Marina Manda Lembranças O ntem foi leiloada a marca "Jornal do Brasil" (escrevo na quarta). Não sei quem a arrematou, par...
Marina Manda Lembranças
Quando cheguei, levada por meu amigo Yllen Kerr, repórter do Caderno B, a sede do jornal ainda era na Rio Branco. O prédio era antigo, eu era absolutamente jovem e não sabia nada de jornalismo, mas no meu quarto, junto à minha prancheta de estudante de arte, a parede estava cheia de recortes do JB. Vasos de palmeirinhas na entrada, vidros jateados separando as seções, linóleo verde escuro protegendo o tampo das mesas e, sobre o linóleo, as grandes máquinas de escrever Olivetti.

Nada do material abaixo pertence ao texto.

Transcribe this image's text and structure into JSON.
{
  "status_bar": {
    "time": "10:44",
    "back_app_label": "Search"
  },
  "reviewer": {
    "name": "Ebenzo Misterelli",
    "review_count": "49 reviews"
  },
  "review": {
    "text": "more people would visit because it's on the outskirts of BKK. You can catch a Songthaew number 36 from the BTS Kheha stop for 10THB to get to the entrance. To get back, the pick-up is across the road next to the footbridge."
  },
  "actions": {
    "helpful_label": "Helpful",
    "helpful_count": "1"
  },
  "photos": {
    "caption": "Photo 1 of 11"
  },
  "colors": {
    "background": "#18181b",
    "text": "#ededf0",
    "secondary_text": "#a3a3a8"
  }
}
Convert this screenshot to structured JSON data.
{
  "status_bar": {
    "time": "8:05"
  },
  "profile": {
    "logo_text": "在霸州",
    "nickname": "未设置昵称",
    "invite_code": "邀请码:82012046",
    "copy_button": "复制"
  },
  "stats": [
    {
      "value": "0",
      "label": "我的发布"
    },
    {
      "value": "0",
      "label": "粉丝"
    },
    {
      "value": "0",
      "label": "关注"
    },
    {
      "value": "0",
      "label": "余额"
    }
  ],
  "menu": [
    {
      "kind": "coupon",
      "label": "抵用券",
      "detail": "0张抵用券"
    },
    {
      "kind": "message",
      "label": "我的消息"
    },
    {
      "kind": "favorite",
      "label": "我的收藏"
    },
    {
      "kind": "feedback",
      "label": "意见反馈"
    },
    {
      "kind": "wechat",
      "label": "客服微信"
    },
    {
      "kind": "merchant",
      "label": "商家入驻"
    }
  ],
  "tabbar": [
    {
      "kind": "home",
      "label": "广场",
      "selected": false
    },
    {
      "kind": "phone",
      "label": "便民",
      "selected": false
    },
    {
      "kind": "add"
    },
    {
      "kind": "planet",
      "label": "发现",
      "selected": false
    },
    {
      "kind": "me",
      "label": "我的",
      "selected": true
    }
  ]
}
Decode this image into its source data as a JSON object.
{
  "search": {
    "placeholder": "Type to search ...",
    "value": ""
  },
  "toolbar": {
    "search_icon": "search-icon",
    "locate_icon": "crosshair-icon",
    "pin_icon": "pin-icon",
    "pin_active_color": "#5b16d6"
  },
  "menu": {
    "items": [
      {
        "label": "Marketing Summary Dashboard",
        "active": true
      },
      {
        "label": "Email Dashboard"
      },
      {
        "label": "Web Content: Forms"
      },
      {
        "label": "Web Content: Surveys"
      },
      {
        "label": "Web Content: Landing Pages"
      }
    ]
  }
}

Durante 15 dias antes de me apresentar ao trabalho, eu havia aprendido datilografia de forma emergencial e, embora as encarasse com apreensão, foi amor à primeira vista - a Olivetti 44 que tive depois dorme até hoje, útil só para o afeto, no alto de um armário.
Trabalhar no Jornal do Brasil era estar no centro de tudo. Das notícias, da cultura e da estética. Que feio era então O Globo. Confuso, sobrecarregado. Anos mais tarde, quando eu trabalhava na agência de publicidade que foi encarregada de fazer um novo estudo gráfico para ele, encontramos 6 famílias tipográficas diferentes só na primeira página. O JB era limpo, moderníssimo, reinventado a cada dia.

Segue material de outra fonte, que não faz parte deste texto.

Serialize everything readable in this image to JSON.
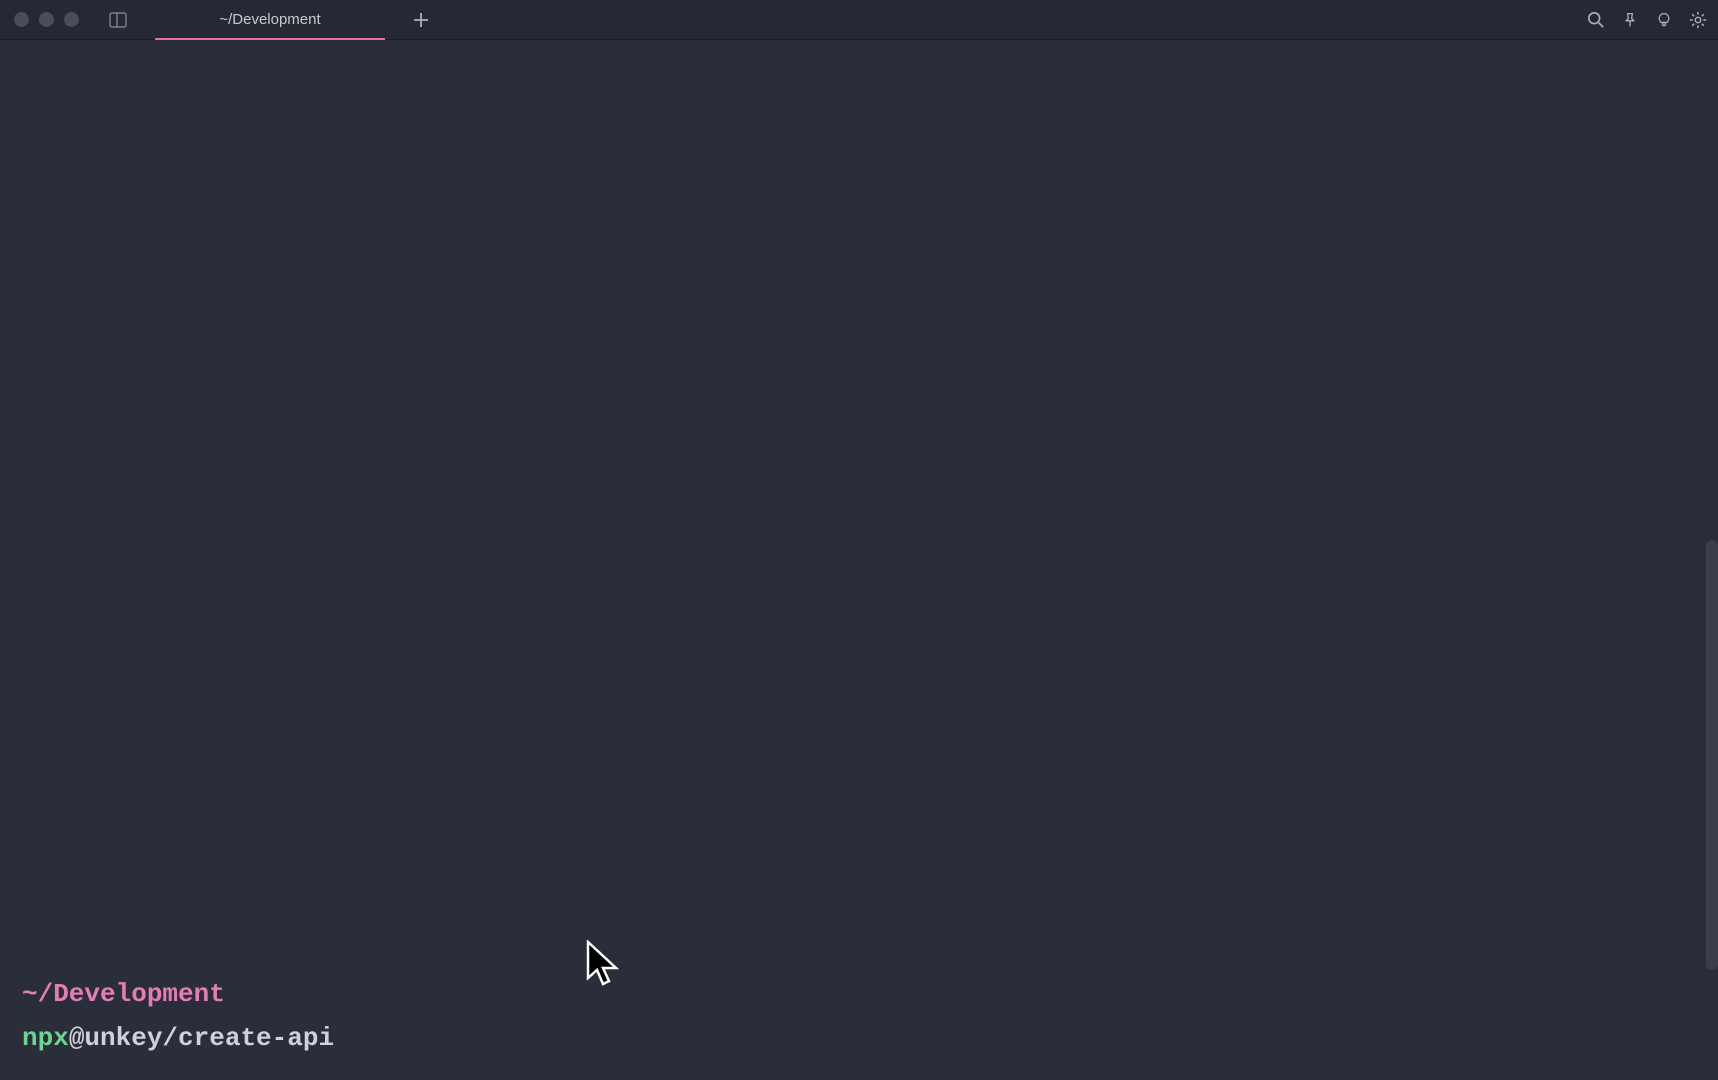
{
  "window": {
    "tab_title": "~/Development"
  },
  "terminal": {
    "prompt_path": "~/Development",
    "command_exec": "npx",
    "command_args": " @unkey/create-api"
  },
  "colors": {
    "bg": "#2a2d3a",
    "tab_underline": "#e86ca5",
    "prompt": "#e47db4",
    "exec": "#6bd48e",
    "text": "#d0d0d8"
  }
}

Cheguei e, como uma ave perdida na pequena redação do Caderno B, fui me empoleirar numa banqueta ao lado do paginador. Não sabia nada de jornalismo, mas era íntima de régua e esquadros e junto a eles sentia -me protegida. Era um tempo anterior à era digital e usava-se guilhotina para cortar as fotos no tamanho desejado. Lembro de dois momentos que teriam feito inveja à revolução francesa. Um: o paginador, Fernando Horácio da Mata, hesita sobre o que fazer com uma foto de matéria preparativa para o carnaval, adentra Reinaldo Jardim - um dos elementos chaves da modernização do jornal, que naquele momento chefiava a Rádio JB - avança até a mesa de paginação, debruça-se, pega a foto, mete na guilhotina e a corta pelo meio, bem na cintura das personagens, pega a fatia de baixo e põe ao pé da página, pega a fatia superior e a põe ao alto, o texto vai no meio. Resultado sensacional. Dois: foto de perfil de Elizabeth Taylor, hesitação de Fernando, a foto vai para a guilhotina, é cortada exatamente onde termina o olho, e a tira estreitissíma é diagramada de modo a ocupar de cima a baixo toda a lateral da página. Assim trabalhávamos na Rio Branco. Depois chegou a ditadura, e a censura apagou nossa alegria mas não nosso empenho.
Quando fomos para o prédio novo na Avenida Brasil 500, acreditamos estar indo para a modernidade, inaugurando um tempo melhor. Cada sala era de uma cor, antes mesmo de vê-la soubemos que a nossa, a do Caderno B, seria chartreuse. Não tínhamos como saber que a nossa modernidade maior seria sempre a da Rio Branco, quando um jornal de pequenos anúncios foi transformado no Jornal verdadeiramente do Brasil.
Antecedendo de pouco o leilão da marca, Belisa Ribeiro lançou seu livro "Jornal do Brasil história e memória". No lançamento estávamos todos os do tempo glorioso. Os ainda vivos, mais visíveis, e os fantasmas que circulavam nas conversas ou entre nós, recompondo aquele conjunto que havia sido unido e que havia brilhado intensamente.